Southpaw Antonio Tarver knocked Roy Jones Junior out for the first time in his career. Floyd Mayweather’s first class defence was broken over and over again by Demarcus Corley and Zab Judah, both southpaws. Manny Pacquiao and Paul Williams have dominated entire weight divisions with their southpaw styles.

At Train2Fight we seem to keep on recruiting those awkward southpaws. They make pad holding complex, defence drills quite confusing and sparring really testing! We love having them, with one of the head honchos being a south paw at the gym, we’ll always adjust pad work and defence drills for the southpaws, so they can utilise their strength – which is, being left handed.

Being a southpaw can be seen as an advantage, and the majority of our guys are quick to roll their eyes (even the southpaws when they’re thrown in with another southpaw). Sparring becomes a battle for the lead leg, and misjudging the angle puts you slap-bang in the line of fire. 

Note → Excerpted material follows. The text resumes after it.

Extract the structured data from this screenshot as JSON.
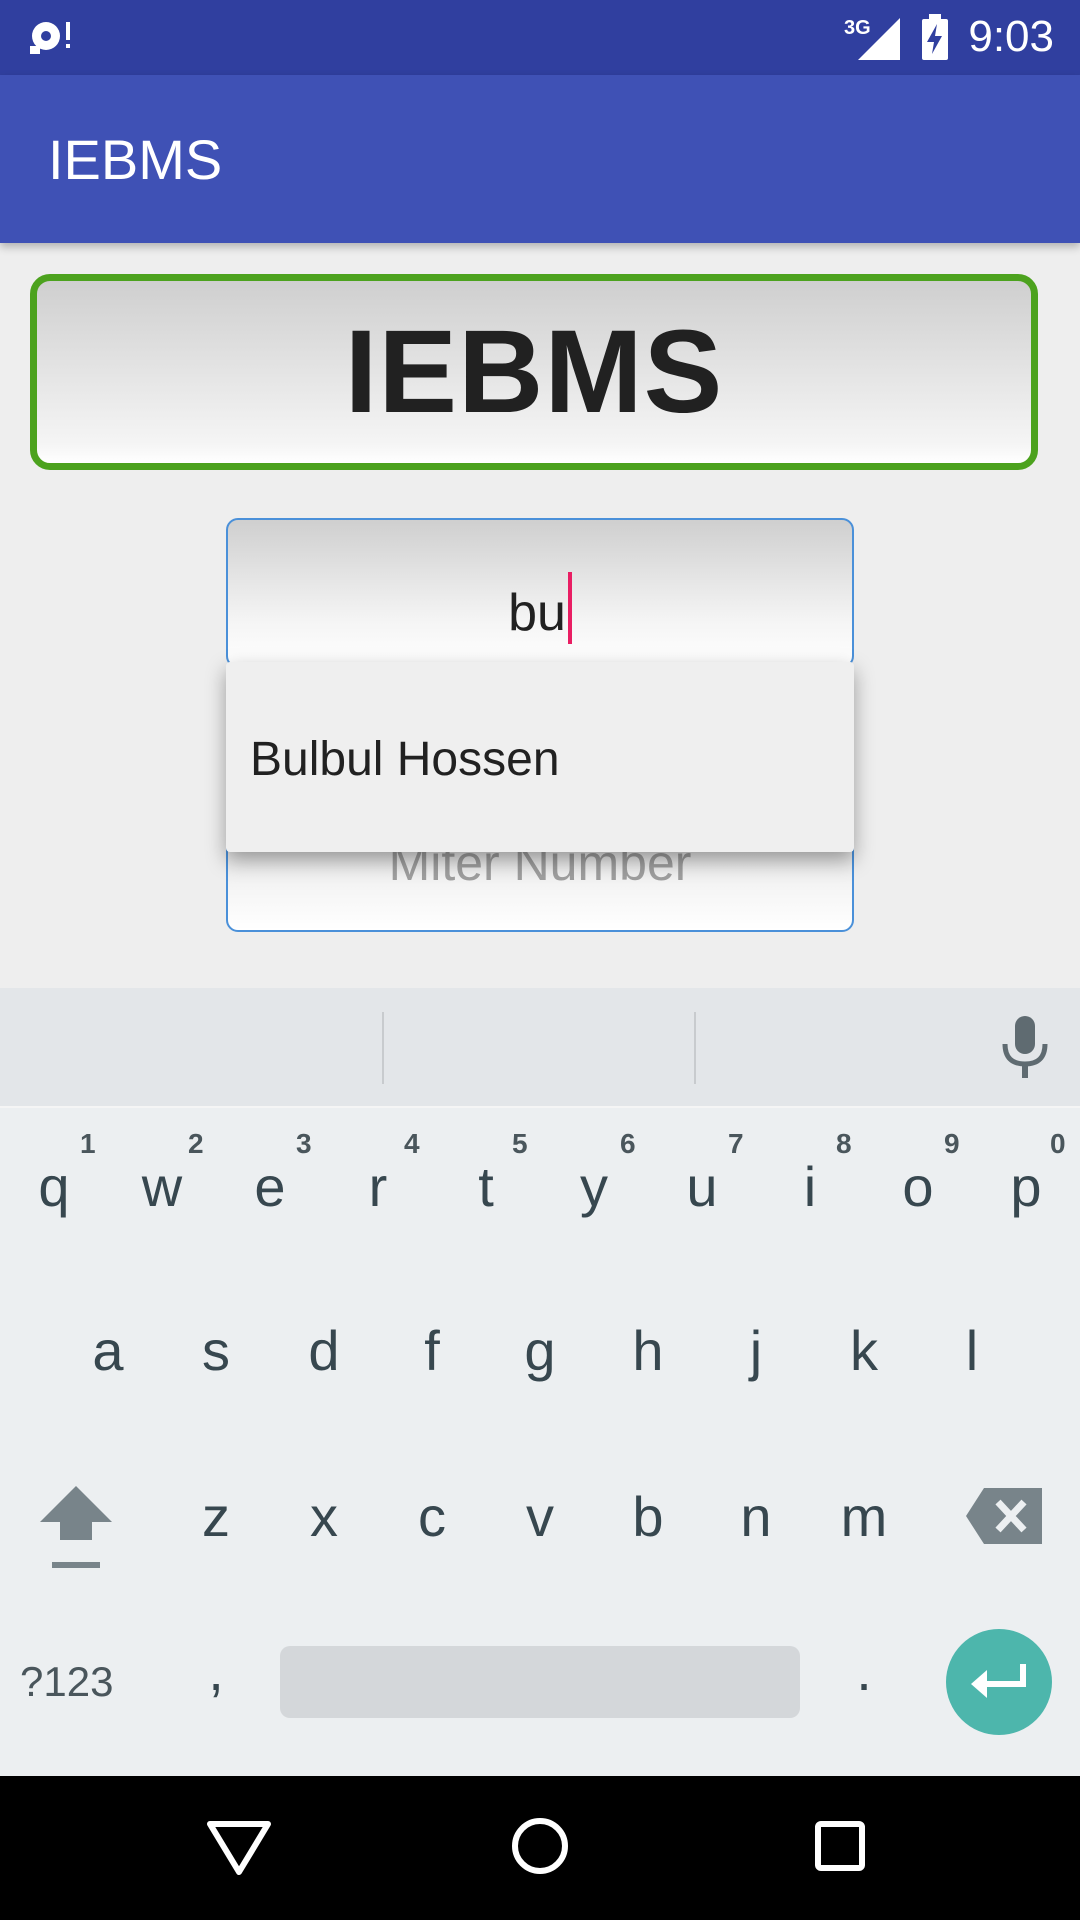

The majority of a southpaw’s practice is against orthodox people (during pads and sparring) which is the fundamental reason that when an orthodox fighter faces a southpaw they will throw punches with less accuracy and less power because adjusting to new, wider angles is a tough task. The hand and foot placement needs to alter and as a result the footwork & movement weakens. The static guard will not be a reliable block anymore unless it is consistently revised now that the head is exposed to more directions.

If a fighter tries to use the southpaw’s tactics against them, the chances are that they will not come off well, because the southpaw is a lot more practiced and as a result more natural when throwing and defending from those angles.

Aside from the angles and movement, orthodox fighters have to respect the shift in power; they’ve now got a big left cross coming from where they’re trained to respond to a weaker left jabs, and where they use to expect the straight right hand they’re now responding to a quick right jab or right hook.

Then there is the pace, which is often set by the southpaw boxer who exploits their opponents unfamiliarity with the different angles, and as a result has the experience and knowledge to take control.

We love having Southpaws because they push the boxers and the fighters (even each other when there is a southpaw vs southpaw). All our fighters who have regular sparring against southpaws come away with better feet & movement, better guards that they can now adjust to different situations. They learn to relax and read their opponent, rather than rush in, in a panic. They practice and improve ways on getting inside and putting the southpaws out of their comfort zone. 

Then things start to become even again, and the Southpaw needs to adjust to the adjustment: develop their game on the inside; respond when their right jab or right hook is taken away and manage the change in pace.

In summary, keep coming those southpaws coming.